I didn’t know if Bitcoin would be the currency to end all currencies. I thought it might be version 1.0 and that somebody might come out with something much better. It was hard to know if it’d be the Facebook of currencies or the MySpace, so we wanted to be currency agnostic and be able to capture the market, whichever way it developed.

Do you have your answer now?

I’m not nearly as bullish on Bitcoin as I was a year ago. There are a lot of good-looking new currencies coming out. Bitcoin has a huge network effect right now and a brand name, but technically it has some problems. The mining lately has been a big problem; consolidation is a big risk for the whole system.

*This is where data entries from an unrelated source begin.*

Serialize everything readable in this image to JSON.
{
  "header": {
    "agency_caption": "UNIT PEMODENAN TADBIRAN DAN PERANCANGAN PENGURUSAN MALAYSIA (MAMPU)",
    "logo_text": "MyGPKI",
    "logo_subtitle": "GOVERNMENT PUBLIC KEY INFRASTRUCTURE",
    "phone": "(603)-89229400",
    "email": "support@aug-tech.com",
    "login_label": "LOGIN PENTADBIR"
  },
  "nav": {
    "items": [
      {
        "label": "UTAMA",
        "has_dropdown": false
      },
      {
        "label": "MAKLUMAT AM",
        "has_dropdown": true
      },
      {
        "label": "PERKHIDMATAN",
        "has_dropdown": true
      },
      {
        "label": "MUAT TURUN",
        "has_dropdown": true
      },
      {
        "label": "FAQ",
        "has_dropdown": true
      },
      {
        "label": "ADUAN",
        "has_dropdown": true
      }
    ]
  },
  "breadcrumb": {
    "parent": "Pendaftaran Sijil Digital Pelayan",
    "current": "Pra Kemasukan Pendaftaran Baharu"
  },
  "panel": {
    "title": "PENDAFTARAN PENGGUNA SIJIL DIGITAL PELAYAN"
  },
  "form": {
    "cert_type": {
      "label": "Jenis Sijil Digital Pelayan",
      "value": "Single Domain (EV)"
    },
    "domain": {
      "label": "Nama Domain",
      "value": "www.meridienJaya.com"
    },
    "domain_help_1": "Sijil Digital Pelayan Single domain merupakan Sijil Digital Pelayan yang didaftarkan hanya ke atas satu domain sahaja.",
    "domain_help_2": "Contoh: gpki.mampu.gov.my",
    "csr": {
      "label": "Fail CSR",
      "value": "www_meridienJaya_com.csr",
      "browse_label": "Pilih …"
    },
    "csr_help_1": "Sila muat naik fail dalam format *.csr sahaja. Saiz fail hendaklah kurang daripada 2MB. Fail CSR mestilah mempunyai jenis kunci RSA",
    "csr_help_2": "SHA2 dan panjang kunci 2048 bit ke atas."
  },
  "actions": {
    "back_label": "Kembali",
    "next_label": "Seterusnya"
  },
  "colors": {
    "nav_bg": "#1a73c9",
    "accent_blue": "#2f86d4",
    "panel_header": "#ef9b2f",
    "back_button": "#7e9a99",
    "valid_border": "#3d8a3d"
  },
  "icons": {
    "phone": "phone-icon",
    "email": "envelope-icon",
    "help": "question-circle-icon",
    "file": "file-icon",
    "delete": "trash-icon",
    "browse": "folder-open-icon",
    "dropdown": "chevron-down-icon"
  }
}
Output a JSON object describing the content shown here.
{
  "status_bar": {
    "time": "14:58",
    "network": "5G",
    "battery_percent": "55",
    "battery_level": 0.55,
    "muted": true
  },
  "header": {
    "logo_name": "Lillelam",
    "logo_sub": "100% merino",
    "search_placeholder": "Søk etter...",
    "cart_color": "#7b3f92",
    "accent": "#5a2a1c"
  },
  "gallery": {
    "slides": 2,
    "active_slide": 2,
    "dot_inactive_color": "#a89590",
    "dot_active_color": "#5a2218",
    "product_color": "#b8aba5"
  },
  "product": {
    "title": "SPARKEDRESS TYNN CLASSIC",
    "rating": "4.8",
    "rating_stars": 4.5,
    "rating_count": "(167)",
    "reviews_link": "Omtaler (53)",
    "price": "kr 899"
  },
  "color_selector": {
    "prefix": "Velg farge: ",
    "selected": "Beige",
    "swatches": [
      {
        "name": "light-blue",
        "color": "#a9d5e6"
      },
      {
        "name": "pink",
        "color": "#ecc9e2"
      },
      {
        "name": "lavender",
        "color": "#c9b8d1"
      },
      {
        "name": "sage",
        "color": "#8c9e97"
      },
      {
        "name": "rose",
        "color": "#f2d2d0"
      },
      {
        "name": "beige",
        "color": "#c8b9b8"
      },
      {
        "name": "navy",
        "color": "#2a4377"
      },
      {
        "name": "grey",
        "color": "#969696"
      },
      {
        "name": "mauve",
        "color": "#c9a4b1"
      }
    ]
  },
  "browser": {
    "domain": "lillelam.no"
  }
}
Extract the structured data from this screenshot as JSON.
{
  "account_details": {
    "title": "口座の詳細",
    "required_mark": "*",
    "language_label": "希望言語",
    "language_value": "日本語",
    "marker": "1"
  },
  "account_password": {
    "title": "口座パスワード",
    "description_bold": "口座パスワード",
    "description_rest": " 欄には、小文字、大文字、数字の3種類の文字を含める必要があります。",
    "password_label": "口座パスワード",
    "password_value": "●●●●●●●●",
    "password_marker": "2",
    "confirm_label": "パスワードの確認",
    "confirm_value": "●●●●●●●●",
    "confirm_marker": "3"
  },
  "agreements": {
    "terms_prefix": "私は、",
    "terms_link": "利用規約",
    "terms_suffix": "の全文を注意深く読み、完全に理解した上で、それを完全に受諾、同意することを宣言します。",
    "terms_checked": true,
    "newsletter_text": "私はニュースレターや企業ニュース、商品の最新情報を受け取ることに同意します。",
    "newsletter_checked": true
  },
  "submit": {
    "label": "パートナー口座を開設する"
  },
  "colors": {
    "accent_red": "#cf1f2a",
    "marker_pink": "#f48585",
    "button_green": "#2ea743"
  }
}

You’re talking that mining pool that has, numerous times, provided more than half the computational power needed to mine new coins. Can you explain what a mining pool is to readers and why that’s such bad news?

With mining, you’re basically crunching numbers, solving puzzles with your computing power and coding; it’s the way you prove that you’re securing the network, that you’re auditing the transaction. It’s kind of like, because so much auditing [goes into each transaction] it would be impossible for someone to scam the system. But if someone controls more than 50 percent of all Bitcoin mining taking place, that person or group could have a majority vote and basically dictate what happens. So someone could spend Bitcoin, and you could say, “No, my 51 percent vote says you didn’t” in order to sell the same Bitcoin twice.

Why do people use mining pools in the first place?

It’s like a lottery pool. People compete to mine the coins, with a winner rewarded with 25 of them every 10 minutes. So people tend to pool their mining efforts to increase their likelihood of getting some portion [of those Bitcoin], and they often want to be part of the biggest pool to increase their odds, even though [what they’d win] would be less valuable [divided up among more people]. But a pool that can tip past 50 percent is a big problem.

Wouldn’t miners be hurting themselves if they tried scamming the network?

Financially, it’s not in their best interest, because people would stop using it. But, say, China directed all the fabs in the country to stop producing chips for Apple and start producing Bitcoin mining chips. A country does have the ability to destroy bitcoin.

And no one could do anything about it?

There are things that could be done, changes to the way that mining is done that could make China’s miners obsolete overnight. But other coins that are emerging don’t have this vulnerability, like Ripple [which is] why I could see another currency like Ripple or [the next-generation cryptocurrency] Ethereum emerging as the winning currency – or maybe we’ll just have 100 different currencies.

Do you have a financial stake in Ripple?

Yes, I am an investor in Ripple Labs, and I have some [of its] currency.

It may be that Bitcoin lives on as a store of value, like gold, but isn’t used in day-to-day transactions. But I think there’s enough new interesting stuff that’s built off the Bitcoin idea that it’s not a clear winner.